ヒトラーが行った政策の中でも数少ない成功例として取り上げられることもあるが、アウトバーンが作られた後に第二次世界大戦が勃発し、結果として多くの国民が自動車の恩恵を受けるようになったのは戦後からであり、第二次世界大戦後になってからようやくアウトバーンの本領発揮が行われ、戦前から戦時中にかけて国民車として設計されていたワーゲンType1が戦後は西ドイツの国民車となり、やがて世界で一番生産された車として登録もされているのだ。


故に、将来に渡って行われるであろうインフラ整備の一環として地方都市からパリに向けて走る幅50メートルに及ぶ道路建設もやぶさかではない。

そんな大きな道路どうするんですか?とアントワネットから言われたが、平時と有事の双方からこの疑問に回答した。
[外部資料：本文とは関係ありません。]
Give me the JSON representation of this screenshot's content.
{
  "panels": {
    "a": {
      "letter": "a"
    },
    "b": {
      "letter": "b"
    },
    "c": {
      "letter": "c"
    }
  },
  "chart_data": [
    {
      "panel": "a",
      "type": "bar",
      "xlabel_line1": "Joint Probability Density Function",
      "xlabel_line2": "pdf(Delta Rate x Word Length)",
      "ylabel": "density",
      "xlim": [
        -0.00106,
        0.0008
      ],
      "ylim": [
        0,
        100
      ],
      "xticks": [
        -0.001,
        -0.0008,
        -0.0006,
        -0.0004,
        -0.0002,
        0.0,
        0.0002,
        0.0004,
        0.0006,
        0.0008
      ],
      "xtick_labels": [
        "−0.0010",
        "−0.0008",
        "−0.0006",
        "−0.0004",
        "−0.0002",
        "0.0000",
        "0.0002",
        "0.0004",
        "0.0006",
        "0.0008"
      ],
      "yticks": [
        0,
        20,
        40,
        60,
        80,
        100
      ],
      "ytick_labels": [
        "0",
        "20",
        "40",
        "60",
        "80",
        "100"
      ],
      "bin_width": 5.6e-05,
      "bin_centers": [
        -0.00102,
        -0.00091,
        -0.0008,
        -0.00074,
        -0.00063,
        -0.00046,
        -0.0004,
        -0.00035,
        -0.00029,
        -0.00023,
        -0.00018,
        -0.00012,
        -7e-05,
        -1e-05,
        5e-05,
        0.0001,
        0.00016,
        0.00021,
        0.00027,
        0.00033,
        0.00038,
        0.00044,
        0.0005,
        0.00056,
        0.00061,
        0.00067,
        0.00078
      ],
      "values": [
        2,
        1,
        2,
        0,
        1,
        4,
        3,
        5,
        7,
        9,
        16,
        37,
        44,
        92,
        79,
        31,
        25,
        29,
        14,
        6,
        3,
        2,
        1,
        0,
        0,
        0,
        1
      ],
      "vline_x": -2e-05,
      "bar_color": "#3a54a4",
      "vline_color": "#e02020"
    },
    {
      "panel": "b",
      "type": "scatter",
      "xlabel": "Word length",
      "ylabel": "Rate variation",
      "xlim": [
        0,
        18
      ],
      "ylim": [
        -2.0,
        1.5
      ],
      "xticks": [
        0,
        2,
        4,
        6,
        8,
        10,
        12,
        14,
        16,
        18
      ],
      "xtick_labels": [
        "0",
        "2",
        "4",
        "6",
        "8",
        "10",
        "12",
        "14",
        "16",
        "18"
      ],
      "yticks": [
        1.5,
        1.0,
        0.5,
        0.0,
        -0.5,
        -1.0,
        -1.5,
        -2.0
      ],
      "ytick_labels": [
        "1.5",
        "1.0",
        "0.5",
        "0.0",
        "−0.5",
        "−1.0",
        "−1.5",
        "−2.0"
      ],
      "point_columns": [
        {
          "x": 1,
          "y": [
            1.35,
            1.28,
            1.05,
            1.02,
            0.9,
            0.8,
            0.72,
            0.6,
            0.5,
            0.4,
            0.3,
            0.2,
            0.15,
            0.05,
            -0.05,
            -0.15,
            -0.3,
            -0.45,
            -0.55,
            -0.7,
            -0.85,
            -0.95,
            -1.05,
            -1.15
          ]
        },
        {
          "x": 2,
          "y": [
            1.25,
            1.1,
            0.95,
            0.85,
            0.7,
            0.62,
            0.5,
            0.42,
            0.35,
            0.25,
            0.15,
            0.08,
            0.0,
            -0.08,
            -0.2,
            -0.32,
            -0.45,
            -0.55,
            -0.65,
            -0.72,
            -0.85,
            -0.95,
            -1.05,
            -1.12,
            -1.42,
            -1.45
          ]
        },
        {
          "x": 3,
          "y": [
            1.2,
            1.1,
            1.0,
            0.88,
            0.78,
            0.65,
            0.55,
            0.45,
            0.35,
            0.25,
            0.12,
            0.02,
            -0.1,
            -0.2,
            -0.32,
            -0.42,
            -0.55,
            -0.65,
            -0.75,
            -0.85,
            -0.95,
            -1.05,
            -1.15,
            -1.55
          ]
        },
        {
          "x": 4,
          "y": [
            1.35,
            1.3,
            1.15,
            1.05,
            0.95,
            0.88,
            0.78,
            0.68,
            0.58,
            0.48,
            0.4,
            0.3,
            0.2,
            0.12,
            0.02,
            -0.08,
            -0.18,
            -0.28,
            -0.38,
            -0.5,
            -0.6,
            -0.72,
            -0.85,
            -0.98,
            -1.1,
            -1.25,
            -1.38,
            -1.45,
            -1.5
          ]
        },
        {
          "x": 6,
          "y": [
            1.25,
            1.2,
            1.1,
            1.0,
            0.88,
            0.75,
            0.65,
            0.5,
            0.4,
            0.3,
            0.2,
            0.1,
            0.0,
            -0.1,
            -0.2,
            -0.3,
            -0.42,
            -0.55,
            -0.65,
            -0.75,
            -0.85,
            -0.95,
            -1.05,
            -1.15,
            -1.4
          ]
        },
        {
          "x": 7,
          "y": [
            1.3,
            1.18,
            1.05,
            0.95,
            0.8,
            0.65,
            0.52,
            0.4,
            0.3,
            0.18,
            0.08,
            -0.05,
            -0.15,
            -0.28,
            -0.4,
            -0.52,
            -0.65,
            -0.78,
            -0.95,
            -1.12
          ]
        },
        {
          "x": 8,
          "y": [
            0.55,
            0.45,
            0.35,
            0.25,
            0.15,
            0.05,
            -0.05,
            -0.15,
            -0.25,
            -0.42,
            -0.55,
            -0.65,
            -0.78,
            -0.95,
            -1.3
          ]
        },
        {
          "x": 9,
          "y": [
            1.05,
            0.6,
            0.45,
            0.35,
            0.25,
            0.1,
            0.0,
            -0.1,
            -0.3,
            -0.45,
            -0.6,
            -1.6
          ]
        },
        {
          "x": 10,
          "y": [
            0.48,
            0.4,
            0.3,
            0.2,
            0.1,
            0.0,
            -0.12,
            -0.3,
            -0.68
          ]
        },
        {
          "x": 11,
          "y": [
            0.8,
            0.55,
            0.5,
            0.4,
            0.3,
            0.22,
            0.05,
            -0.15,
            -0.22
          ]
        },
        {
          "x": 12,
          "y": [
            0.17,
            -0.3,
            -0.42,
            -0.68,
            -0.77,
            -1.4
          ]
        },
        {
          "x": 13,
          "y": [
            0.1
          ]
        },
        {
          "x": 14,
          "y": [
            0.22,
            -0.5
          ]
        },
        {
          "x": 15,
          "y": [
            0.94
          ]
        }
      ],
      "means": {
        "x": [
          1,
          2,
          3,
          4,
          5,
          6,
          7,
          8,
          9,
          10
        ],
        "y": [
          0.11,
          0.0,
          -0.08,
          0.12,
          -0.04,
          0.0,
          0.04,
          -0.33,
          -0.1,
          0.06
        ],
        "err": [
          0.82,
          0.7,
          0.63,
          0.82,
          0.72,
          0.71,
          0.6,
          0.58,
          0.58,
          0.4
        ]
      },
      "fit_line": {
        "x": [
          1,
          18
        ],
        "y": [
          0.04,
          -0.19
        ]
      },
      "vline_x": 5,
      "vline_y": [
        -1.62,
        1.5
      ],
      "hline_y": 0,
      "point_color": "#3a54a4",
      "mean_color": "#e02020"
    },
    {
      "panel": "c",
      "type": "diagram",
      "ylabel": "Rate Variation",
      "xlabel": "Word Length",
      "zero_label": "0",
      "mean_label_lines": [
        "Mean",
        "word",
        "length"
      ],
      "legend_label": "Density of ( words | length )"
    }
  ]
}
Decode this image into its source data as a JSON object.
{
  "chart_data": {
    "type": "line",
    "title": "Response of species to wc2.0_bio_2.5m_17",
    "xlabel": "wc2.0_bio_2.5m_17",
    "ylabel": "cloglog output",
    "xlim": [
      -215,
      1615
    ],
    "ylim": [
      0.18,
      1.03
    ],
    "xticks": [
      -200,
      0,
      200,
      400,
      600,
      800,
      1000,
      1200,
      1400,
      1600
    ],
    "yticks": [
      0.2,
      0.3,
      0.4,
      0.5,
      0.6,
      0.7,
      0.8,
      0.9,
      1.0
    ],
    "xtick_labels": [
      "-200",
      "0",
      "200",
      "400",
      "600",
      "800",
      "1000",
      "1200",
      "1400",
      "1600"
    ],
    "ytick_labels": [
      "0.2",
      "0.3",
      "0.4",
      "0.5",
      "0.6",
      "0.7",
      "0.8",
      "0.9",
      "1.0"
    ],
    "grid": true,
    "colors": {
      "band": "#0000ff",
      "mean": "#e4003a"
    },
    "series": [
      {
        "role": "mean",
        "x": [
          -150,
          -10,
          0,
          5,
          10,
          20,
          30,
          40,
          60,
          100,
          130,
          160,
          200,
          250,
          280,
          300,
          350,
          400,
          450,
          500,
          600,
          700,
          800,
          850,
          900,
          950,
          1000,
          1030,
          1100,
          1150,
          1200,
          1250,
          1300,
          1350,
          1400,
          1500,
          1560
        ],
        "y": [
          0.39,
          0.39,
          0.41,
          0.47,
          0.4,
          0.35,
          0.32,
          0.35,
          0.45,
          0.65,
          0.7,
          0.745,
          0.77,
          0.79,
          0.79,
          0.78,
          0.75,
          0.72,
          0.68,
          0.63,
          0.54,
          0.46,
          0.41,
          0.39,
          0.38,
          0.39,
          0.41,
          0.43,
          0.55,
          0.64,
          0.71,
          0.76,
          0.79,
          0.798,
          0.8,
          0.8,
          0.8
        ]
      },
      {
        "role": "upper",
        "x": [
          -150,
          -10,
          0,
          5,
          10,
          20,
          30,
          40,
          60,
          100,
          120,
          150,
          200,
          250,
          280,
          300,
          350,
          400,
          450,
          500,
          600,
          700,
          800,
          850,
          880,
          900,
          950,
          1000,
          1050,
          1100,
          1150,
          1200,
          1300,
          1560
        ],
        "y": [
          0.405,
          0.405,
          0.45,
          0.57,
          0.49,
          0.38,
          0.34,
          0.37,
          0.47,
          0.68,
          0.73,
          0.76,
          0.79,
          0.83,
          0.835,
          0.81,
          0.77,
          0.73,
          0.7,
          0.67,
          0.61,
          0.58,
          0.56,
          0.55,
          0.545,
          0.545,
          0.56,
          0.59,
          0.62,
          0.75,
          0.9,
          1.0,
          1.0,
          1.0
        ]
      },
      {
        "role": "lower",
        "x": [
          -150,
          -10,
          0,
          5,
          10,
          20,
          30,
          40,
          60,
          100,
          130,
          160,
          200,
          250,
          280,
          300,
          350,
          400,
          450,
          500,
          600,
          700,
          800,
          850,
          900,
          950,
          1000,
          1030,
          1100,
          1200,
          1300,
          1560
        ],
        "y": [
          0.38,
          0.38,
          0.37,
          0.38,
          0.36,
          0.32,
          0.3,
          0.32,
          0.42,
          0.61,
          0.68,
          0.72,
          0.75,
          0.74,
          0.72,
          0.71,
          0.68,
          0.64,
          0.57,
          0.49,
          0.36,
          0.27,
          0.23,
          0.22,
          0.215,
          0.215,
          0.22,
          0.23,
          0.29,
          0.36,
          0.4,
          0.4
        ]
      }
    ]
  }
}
「これは平時では国民の足として機能するが、有事には軍隊を移動させる上で重要な指数にもなるんだ。大きな道を作れば、その分兵站の移動も楽にできるし、これから将来大型の乗り物が出現すれば、その乗り物も走れるように設計してあるんだ。だから最初から余裕を持たせているのさ」


また、これらの道路設計のみならず、通行料金が必須の区間ではちゃんと料金所を設定する場所も設けている。その料金所のデザインも未来的な建築物かつ事前に指定した上で料金所に通れる車両のサイズを全幅2.5メートル、全高3.8メートル以上に設定しており、これは大型トレーラーが通れるようにしており、メリッサの助言で全幅と全高を教えてもらったのである。


そして何よりも幾何学的な建築家として有名なエティエンヌ・ルイ・ブーレーやクロード・ニコラ・ルドゥーが建設設計に携わっており、新古典主義的な側面が見られる一方で、当時としては画期的な球体系の建築物も設計として手掛けている事でも知られている。

現に、ルドゥーに関しては現代において世界遺産にも認定されているフランス東部に建設した王立製塩工場は、現代でも色あせない建設思想を反映させている。


更にいえば史実では理想的な都市計画に基づいて円形状にするつもりが途中で中断されてしまったが、この世界では潤沢な資金によって精製された塩を生産する工場だけでなく、その塩を使って保存食などを手掛ける瓶詰めメーカーであったり、生ハムなどを塩漬けにして保存兵糧食として軍に納品するメーカーなどが集まり、一大産業都市に発展することに成功した事例がある。

故に、彼らに都市の設計を依頼するのだ。